How far are valid the consensus?

EDITORIAL

Até onde são válidos os consensos?

How far are valid the consensus?

Joaquim Prado P. Moraes-Filho

Departamento de Gastroenterologia, Faculdade de Medicina da Universidade de São Paulo, São Paulo, SP

Descritores: Conferência de consenso como assunto.

Headings: Consensus development conference as topic.

A busca cuidadosa na Internet revela uma quantidade extremamente elevada dos assim chamados "Consensos": Consenso Brasileiro de Diabetes, Consenso de Hipertensão Arterial, da Síndrome Metabólica, da Insuficiência Cardíaca, etc. São eles afinal tão importantes? Será que efetivamente constituem a última palavra em condutas? Podemos confiar literalmente nesses documentos?

Em primeiro lugar, vejamos o que se entende por "consenso". Segundo o Dicionário Houaiss é a concordância ou uniformidade de opiniões da maioria ou da totalidade de membros de uma coletividade. Até há alguns anos, as reuniões de consenso médico sobre diagnóstico e tratamento de enfermidades eram feitas por meio de votação sobre diferentes possibilidades de conduta. A opinião da maioria ou da totalidade dos participantes prevalecia como recomendação final. As opiniões dos consensualistas eram, no entanto, baseadas não só em dados da literatura muitas vezes inconsistentes, como também na experiência pessoal dos participantes. As propostas eram votadas e aceitas como resoluções. Foram nessas condições que tivemos em 2002, em São Paulo, o I Consenso da Doença do Refluxo Gastroesofágico (DRGE)(2). Na ocasião, um grupo de especialistas, seguindo regras bem determinadas para expressão dos diferentes pareceres (em que 70% de concordância era considerada opinião de consenso), votou e publicou diretrizes de conduta sobre a enfermidade. Aquela forma de obtenção de consenso, contudo, não é mais aceitável. Hoje, a concordância deve ser baseada em evidências e o termo Diretrizes tem sido empregado. A mudança é certamente positiva mas, ainda assim, merece considerações.

É oportuno recordar os princípios da Medicina Baseada em Evidências e o que levou a sua criação. O numero crescente e surpreendentemente elevado de publicações científicas de qualidade discutível criou a necessidade de critérios que permitissem graduar a sua confiabilidade(5). Trabalhos originais ou revisões sistemáticas com grau de recomendação A, por exemplo, são os que apresentam resultados de grande valor científico sobre investigação clínica em diagnóstico e/ou tratamento, considerando os ensaios clínicos randomizados com boa qualidade metodológica. Estes incluem número elevado de pacientes, procedimentos duplo-cegos, escolha aleatória de casos, utilização de placebo quando cabível, etc. Em outras palavras, são trabalhos que merecem muito crédito.

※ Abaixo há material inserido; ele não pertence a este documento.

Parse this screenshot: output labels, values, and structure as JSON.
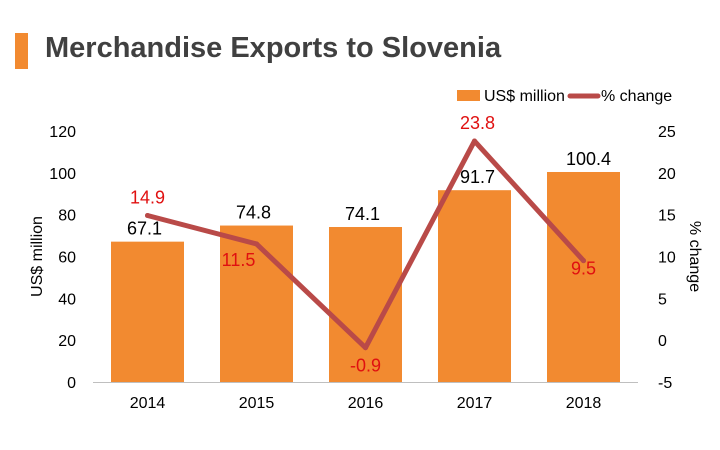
{
  "chart_data": {
    "type": "bar",
    "title": "Merchandise Exports to Slovenia",
    "categories": [
      "2014",
      "2015",
      "2016",
      "2017",
      "2018"
    ],
    "series": [
      {
        "name": "US$ million",
        "type": "bar",
        "axis": "left",
        "color": "#F28A30",
        "values": [
          67.1,
          74.8,
          74.1,
          91.7,
          100.4
        ],
        "labels": [
          "67.1",
          "74.8",
          "74.1",
          "91.7",
          "100.4"
        ]
      },
      {
        "name": "% change",
        "type": "line",
        "axis": "right",
        "color": "#B94A48",
        "values": [
          14.9,
          11.5,
          -0.9,
          23.8,
          9.5
        ],
        "labels": [
          "14.9",
          "11.5",
          "-0.9",
          "23.8",
          "9.5"
        ]
      }
    ],
    "ylabel": "US$ million",
    "ylabel_right": "% change",
    "ylim": [
      0,
      120
    ],
    "yticks": [
      "0",
      "20",
      "40",
      "60",
      "80",
      "100",
      "120"
    ],
    "ylim_right": [
      -5,
      25
    ],
    "yticks_right": [
      "-5",
      "0",
      "5",
      "10",
      "15",
      "20",
      "25"
    ],
    "legend_position": "top-right",
    "grid": false,
    "bar_label_color": "#000000",
    "line_label_color": "#E01010"
  }
}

Pode-se concluir, portanto, que as recomendações de um consenso baseado em evidências, tal como o que foi recentemente publicado sobre a DRGE nos ARQUIVOS de GASTROENTEROLOGIA(4), devem ser seguidas de forma absoluta, certo? Errado. A verdade é que, apesar de baseados em evidências, os consensos devem ser interpretados com certa cautela.

Inicialmente devemos considerar as condições em que os estudos clínicos que embasam os consensos/diretrizes são realizados. Muitas vezes essas estão longe de representar as situações de vida real para as quais, precisamente, está sendo realizado o estudo. Com efeito, protocolos rigorosos de investigação clínica apresentam critérios estritos de inclusão e exclusão de pacientes. Estes devem ser cuidadosamente recrutados com queixas específicas e bem determinadas, tendo acompanhamento médico diferenciado durante a realização do projeto, favorecendo a ocorrência da desejável boa relação médico-paciente. Como se sabe, isso, entretanto, nem sempre corresponde à realidade da prática médica diária.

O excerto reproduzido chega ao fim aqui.